Securing American dominance in AI has been a key priority for the second Trump administration, which has sought to eliminate barriers to the technology’s development by expediting permitting for AI-related energy projects and pushing back against state efforts at AI regulation.
However, China also has its eyes on winning the AI race, leaving Nvidia in a tricky position as it seeks to sell to both superpowers.
This tension has been most visible in the debate over chip export controls. The Trump administration initially restricted sales of Nvidia’s H20 chips to China before reversing course this summer in exchange for a 15 percent cut of revenue.
The decision to permit H20 sales was highly controversial, facing backlash from both sides of the aisle amid concerns that the U.S. is handing away crucial technology that could boost Beijing’s AI capabilities.
The administration has emphasized that the H20, which was built for the Chinese market with U.S. export controls in mind, is not the company’s most advanced chip.
However, Trump has indicated that a reduced capacity version of Nvidia’s next-generation Blackwell chip could be on the table. The president reignited debate over the issue Wednesday when he said he might speak to Chinese President Xi Jinping about the chips.
“We’ll be speaking about Blackwell, we’ll be speaking about — Blackwell is the super-duper chip,” he told reporters, adding, “It’s an amazing thing that they’ve done. Our country, we’re about 10 years ahead of anybody else in chips, in the highly sophisticated chips. I think we may be talking about that with President Xi.”

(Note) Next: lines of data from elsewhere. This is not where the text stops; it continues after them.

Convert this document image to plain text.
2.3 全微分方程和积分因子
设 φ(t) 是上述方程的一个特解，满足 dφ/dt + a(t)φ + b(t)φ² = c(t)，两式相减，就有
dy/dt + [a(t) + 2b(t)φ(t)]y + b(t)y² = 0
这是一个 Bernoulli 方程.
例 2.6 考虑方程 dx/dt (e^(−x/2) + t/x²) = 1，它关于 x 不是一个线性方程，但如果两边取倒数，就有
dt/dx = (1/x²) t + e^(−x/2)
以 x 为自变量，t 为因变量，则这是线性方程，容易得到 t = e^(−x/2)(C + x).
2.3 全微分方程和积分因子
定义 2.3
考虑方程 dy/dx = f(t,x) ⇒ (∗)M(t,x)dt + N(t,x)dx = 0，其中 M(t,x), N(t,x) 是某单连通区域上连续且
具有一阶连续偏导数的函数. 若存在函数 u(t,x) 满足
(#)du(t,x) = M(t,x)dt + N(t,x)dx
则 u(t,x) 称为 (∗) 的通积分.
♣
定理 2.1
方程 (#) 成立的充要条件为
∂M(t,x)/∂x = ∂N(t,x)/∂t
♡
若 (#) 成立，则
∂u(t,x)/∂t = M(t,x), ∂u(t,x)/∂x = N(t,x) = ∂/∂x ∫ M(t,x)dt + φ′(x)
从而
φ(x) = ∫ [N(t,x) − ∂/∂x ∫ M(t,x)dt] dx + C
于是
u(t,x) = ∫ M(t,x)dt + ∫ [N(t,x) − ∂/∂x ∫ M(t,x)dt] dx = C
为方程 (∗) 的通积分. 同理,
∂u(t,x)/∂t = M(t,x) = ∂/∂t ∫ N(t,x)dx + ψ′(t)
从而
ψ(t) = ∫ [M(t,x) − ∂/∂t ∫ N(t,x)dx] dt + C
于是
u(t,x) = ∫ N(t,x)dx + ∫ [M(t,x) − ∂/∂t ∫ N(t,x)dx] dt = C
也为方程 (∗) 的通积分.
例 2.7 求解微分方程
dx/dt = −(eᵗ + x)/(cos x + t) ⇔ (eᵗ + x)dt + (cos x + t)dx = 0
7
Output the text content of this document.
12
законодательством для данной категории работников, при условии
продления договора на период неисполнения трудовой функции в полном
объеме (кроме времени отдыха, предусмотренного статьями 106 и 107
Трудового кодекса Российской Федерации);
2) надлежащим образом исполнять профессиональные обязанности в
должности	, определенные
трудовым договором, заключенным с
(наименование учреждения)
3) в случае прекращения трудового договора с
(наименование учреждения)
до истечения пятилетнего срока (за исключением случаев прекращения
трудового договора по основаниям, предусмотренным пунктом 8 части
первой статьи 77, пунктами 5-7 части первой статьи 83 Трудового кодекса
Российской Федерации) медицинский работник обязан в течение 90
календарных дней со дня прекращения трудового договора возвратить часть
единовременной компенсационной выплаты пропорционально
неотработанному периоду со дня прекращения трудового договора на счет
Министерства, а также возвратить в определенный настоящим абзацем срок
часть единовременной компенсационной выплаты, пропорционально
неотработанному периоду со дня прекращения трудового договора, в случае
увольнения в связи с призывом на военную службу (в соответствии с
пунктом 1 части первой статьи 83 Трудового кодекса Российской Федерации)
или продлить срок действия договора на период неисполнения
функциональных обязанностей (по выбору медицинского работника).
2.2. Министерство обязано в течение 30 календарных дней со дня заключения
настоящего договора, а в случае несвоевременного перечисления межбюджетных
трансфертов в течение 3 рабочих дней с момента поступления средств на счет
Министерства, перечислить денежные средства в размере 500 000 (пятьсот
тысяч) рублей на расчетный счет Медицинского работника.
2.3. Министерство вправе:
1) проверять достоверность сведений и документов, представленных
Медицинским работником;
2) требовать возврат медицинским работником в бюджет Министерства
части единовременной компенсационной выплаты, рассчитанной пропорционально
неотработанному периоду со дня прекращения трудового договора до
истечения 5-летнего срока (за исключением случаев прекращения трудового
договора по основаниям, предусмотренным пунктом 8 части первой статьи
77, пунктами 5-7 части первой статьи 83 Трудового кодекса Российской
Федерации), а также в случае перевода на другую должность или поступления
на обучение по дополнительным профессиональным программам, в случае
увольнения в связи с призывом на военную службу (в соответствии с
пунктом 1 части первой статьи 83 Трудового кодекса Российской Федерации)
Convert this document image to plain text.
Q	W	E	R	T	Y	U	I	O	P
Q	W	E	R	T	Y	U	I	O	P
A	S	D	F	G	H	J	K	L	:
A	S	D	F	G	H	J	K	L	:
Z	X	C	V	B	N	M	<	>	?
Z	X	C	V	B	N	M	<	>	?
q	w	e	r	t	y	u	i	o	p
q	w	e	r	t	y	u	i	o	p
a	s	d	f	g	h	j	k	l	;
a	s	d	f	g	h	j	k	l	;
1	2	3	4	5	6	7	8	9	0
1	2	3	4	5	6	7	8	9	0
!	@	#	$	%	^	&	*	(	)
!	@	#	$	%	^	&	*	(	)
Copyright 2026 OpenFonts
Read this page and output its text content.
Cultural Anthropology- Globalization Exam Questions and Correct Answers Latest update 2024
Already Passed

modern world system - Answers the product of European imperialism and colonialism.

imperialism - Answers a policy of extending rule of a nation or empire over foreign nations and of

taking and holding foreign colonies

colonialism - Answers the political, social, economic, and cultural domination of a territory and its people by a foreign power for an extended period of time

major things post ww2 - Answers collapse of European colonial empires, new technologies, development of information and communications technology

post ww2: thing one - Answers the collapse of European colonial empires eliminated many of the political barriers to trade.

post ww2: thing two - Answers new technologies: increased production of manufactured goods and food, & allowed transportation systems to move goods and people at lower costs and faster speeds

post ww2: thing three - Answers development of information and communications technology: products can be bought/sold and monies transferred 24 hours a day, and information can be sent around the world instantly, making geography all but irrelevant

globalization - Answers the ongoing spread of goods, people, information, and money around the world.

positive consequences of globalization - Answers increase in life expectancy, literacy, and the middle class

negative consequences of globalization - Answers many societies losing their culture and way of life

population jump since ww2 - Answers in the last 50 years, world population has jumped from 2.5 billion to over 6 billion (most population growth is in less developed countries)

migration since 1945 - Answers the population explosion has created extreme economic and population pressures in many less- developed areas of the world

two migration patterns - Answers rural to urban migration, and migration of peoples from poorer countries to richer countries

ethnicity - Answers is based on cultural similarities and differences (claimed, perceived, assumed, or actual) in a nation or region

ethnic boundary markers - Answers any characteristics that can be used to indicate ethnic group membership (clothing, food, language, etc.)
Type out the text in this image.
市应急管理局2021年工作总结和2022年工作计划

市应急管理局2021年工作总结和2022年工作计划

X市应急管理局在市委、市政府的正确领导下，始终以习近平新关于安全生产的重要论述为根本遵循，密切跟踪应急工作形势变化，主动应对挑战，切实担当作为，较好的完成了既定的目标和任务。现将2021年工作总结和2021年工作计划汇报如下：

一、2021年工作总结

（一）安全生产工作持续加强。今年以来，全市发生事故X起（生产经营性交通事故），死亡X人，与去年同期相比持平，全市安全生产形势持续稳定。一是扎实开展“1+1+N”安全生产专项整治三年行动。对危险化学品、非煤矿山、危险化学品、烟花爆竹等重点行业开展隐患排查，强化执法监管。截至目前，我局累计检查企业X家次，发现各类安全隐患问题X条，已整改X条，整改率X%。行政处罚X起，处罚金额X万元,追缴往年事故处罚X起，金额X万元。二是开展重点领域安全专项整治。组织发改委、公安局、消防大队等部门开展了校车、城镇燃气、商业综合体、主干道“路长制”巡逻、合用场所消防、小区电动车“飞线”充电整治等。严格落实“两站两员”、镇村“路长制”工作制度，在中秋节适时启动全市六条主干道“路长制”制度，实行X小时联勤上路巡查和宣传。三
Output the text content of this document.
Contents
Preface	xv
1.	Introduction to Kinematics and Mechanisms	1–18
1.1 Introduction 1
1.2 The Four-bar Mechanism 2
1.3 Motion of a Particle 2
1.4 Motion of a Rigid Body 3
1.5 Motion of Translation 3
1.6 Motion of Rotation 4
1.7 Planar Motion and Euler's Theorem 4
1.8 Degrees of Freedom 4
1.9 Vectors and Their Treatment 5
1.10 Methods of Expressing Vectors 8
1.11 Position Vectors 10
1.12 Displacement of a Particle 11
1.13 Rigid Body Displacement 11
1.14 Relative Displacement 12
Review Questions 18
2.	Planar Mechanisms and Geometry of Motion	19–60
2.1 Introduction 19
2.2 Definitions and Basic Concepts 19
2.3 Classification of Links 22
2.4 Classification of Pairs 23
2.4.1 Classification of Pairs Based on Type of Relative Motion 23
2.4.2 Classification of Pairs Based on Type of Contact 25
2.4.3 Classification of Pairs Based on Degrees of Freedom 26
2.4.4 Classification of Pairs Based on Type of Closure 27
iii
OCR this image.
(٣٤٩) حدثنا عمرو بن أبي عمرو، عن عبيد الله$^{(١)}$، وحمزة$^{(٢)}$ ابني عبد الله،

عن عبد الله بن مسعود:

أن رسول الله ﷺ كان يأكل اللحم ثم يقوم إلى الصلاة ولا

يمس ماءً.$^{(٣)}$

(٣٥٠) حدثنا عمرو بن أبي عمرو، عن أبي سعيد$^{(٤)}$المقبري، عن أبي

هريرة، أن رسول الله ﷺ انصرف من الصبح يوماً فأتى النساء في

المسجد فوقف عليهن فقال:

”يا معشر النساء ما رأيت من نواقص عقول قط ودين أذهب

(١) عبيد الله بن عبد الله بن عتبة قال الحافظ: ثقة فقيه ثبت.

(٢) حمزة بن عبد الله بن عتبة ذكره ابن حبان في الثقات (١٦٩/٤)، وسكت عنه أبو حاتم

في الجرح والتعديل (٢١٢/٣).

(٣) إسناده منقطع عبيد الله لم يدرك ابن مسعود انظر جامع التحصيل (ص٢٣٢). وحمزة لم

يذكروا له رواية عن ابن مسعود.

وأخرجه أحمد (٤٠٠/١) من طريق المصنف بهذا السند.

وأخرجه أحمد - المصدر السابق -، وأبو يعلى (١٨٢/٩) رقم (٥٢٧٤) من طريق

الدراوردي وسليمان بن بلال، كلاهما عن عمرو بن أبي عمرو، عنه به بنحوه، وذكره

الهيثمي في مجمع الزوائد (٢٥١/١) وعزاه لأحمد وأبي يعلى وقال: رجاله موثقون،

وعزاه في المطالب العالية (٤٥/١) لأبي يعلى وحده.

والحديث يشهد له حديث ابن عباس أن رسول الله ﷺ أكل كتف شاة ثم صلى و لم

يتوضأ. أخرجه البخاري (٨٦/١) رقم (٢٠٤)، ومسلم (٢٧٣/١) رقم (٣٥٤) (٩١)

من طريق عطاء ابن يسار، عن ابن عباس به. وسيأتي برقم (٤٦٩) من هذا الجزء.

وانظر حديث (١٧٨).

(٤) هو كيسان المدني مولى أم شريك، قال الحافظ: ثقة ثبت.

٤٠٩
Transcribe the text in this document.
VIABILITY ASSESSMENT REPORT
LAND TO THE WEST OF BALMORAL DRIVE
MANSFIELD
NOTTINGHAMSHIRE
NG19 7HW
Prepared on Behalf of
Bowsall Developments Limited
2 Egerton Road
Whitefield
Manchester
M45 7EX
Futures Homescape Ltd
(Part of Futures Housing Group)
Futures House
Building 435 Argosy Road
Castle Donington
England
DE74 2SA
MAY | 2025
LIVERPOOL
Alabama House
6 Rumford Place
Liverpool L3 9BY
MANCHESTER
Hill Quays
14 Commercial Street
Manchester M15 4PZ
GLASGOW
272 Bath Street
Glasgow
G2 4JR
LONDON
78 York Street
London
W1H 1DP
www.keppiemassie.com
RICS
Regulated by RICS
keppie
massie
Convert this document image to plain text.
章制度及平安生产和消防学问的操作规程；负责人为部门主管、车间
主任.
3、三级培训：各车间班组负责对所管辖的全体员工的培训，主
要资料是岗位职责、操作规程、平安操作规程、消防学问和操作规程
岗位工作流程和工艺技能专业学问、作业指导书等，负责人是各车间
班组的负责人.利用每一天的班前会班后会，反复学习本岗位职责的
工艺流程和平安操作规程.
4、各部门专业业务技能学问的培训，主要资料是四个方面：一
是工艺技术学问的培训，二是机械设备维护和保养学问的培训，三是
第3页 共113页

The two leaders did not ultimately discuss the chips at Thursday’s highly anticipated meeting, where Trump and Xi agreed to deescalate recent trade tensions.
As part of the deal, the U.S. walked back its 100 percent tariff threat, and China agreed to delay export controls on rare earth minerals, which are essential for semiconductors and other electronics.
It marks the latest détente in a tumultuous relationship between Washington and Beijing in recent months — one that risks catching Nvidia in its crosshairs in the future and could jeopardize the relationship between Huang and Trump, Tedford noted.
“In some ways, [Huang] can be a bridge between the U.S. and China when times are good and play to Trump’s sense of wanting to make a deal with China and seeing the positives,” he said.
“But I think where he could find himself on the outs is if Trump decides that China’s not delivering on whatever these different commitments that they’ve made, and that is where the relationship could start to fall apart,” Tedford continued.
However, Ives is optimistic about the staying power of the relationship between the Nvidia CEO and Trump, suggesting it is a “unique relationship that has legs because they both need each other.”